Retired Inspector General of Police K. Lakshmana, now 74, was found guilty of murdering the Maoist leader – popularly known as ‘Naxal Varghese’ – by Central Bureau of Investigation (CBI) special court judge S. Vijayakumar a day earlier.

Lakshmana, the second accused in the case, has been sent to the Central Jail in Thiruvananthapuram.

The case goes back 40 years to Feb 18, 1970, the day Lakshmana directed Central Reserve Police Force (CRPF) constable Ramachandran Nair to shoot dead Varghese, who was in police custody, in Wayanad district.

Until Nair revealed the real story, it was believed that Varghese was killed in a shootout with police.
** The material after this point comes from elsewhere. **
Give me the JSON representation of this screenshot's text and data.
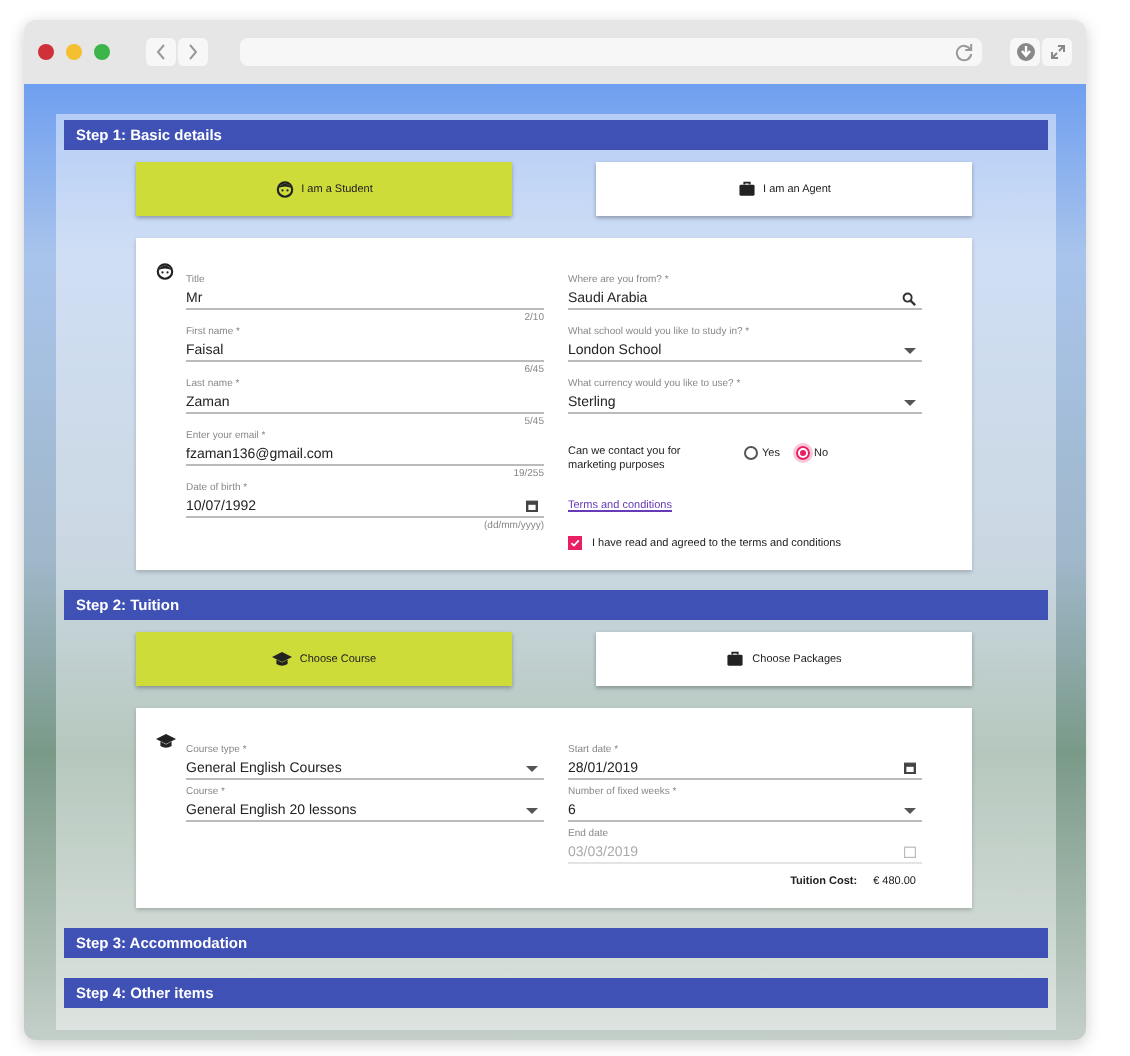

The Maoist movement was very strong in Kerala at that time.

Nair, haunted by guilt, came out with the truth in 1998 and said he was asked to commit the crime and that there never was a police ‘encounter’ — the official euphemism for deaths in real and staged gunbattles.

After a series of petitions, the Kerala High Court asked the CBI to conduct a probe.

Nair later passed away. But clinching evidence for the CBI came when Nair’s colleague and retired constable A.K.M. Haneefa, who was a witness in the case, said Lakshmana was present at the spot when Varghese was shot dead.

The CBI court observed there was ample evidence to prove that Nair shot Varghese to death on the command of Lakshmana, who was an inspector then.

Lakshmana has been a controversial officer. He ran into trouble in the disappearence of engineering student Rajan, who was picked up by police during Emergency but was never seen again. After a long drawn legal battle, Lakshmana was exonerated in the case.

A. Joseph, Varghese’s brother, said he was happy that truth had triumphed.

However, a third accused in the case, former director general of police P. Vijayan, was given the benefit of doubt by the court and exonerated.